Is Forbearance Right for You?
Forbearance should only be used for a temporary financial hardship. If someone has a more long term hardship such as unemployment or underemployment then this is not a good option. The lender will not agree to forbearance unless the terms are favorable to them which may include a lump sum payment or tacking on any missed payment to the back end of your loan. Remember all of those payments that you don’t make get ADDED onto the end of your loan.
What to Watch Out for: Trying to obtain forbearance because you can no longer afford your home and you are upside down is a bad idea and only makes you further upside down.
4) Bankruptcy
Bankruptcy is the legal status of an insolvent person or business that cannot repay debts owed to creditors.
Is Bankruptcy Right for You?
Bankruptcy does not stop a foreclosure forever. But it will delay it and it may eliminate the responsibility for the deficiency balance on your mortgage.
Bankruptcy Requirements
Income and assets guidelines dictate if an individual or a household would qualify for it. If a foreclosure date does not allow for enough time to find another place to live, there are additional liens on the property that would prevent the home to be sold on the open market, or you are concerned that the bank will come after you for the difference, than a bankruptcy may make sense.

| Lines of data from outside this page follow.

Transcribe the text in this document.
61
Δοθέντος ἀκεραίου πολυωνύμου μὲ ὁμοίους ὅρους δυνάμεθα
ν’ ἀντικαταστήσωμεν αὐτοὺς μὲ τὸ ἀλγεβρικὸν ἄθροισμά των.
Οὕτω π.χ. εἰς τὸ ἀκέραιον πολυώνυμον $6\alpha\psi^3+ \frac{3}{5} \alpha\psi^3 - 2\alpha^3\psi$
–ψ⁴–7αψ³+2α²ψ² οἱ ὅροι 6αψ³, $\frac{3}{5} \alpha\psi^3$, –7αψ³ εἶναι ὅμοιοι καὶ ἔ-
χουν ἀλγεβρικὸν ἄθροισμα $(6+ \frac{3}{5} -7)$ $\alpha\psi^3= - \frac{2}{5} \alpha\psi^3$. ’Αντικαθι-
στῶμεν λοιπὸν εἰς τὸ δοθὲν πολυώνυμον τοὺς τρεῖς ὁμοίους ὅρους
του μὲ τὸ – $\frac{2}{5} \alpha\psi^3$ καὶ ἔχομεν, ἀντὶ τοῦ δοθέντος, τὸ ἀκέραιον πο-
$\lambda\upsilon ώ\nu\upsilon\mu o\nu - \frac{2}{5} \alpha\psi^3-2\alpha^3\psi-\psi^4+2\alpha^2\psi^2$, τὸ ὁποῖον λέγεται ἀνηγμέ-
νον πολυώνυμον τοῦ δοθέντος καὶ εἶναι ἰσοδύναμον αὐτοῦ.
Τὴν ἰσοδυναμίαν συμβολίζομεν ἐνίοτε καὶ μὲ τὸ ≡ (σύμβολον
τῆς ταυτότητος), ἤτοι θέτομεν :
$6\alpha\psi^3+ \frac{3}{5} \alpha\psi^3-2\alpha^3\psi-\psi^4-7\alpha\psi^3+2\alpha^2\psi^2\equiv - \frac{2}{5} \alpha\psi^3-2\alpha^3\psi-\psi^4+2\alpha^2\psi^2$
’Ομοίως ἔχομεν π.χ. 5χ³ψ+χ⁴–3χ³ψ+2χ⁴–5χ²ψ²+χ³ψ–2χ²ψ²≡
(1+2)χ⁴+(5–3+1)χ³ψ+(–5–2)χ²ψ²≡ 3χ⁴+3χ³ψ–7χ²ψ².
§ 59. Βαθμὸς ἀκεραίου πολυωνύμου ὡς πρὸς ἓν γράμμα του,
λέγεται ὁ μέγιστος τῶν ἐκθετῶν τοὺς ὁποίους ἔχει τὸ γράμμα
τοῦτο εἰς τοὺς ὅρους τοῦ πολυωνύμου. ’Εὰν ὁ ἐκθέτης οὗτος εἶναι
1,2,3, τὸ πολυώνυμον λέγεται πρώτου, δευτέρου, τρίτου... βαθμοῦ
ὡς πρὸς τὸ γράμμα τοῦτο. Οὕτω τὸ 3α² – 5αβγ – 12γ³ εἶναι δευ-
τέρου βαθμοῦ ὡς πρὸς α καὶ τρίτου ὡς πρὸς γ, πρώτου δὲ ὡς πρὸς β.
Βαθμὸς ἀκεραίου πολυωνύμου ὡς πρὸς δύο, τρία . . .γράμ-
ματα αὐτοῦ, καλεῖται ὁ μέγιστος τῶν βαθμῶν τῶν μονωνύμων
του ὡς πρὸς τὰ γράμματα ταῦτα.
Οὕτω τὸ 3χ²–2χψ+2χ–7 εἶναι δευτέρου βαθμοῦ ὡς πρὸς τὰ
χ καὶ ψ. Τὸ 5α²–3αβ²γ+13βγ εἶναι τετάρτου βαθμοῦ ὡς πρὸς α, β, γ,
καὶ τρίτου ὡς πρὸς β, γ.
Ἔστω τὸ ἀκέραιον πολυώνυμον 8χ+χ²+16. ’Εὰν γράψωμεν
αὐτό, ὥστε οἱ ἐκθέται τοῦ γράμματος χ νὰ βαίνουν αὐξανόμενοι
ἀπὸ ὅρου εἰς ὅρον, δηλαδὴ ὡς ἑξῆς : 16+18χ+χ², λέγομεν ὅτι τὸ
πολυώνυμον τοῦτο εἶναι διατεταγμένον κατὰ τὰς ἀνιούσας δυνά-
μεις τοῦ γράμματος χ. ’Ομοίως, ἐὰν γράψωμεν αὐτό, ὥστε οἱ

What to Watch Out For: Bankruptcy has the worst possible effect on your credit and should only be used when absolutely needed.
5) Deed in Lieu of Foreclosure
A deed in lieu of foreclosure occurs when a borrower conveys all interest in their property over to the lender to satisfy the loan that is in default and avoid foreclosure proceedings.
Is Deed in Lieu of Foreclosure Right for You?
A deed in lieu of foreclosure, is basically a “voluntary foreclosure,” since you are essentially handing over the property to the bank without them having to go through the actual foreclosure process. While a deed in lieu is easier than foreclosure, the only party who will reap the benefits of this program is the bank. The credit implications and impact on your ability to borrow money in the future are identical to a foreclosure. It is not looked upon favorably.
What Are The Deed in Lieu of Foreclosure Requirements?
Like many foreclosure alternatives, there is a long list of requirements that prevents many people from qualifying for a deed in lieu of foreclosure.
For example, other liens and mortgages may limit this option, and a true hardship must exist. Since the bank is not in the business of owning properties they will only consider this option if the loan is in default and they truly believe they will have to foreclose if they do not agree to it.
Lenders prefer short sales over a deed in lieu because with a short sale they don’t have to take over the property. Even under the Treasury’s HAFA program you are required to first attempt a short sale and if that fails after 120 days then you can apply for a deed in lieu of foreclosure.
What to Watch Out for: A deed in lieu does not automatically forgive the deficiency balance on the loan. Just like with a short sale you need to be sure the language in your Deed-in-lieu agreement waives any deficiency balance.
6) Short Sale
A short sale is the process of selling a home through which the lien holder(s) agrees to settle for less than they are owed.
Any unpaid balance owed to the creditors is known as the deficiency which, if negotiated effectively, is forgiven.
The main reasons our clients opt for a short sale over the other options are: debt forgiveness, credit impact, ability to purchase another home more quickly, the likelihood of a continued depressed housing market, selling with dignity, and moving in a more predictable and controllable timeframe.
We have found that many distressed homeowners will attempt some of the above methods such as loan modification, forbearance, and then leave a short sale for last. Then once the short sale is complete almost all of them wish they had done the short sale from the beginning!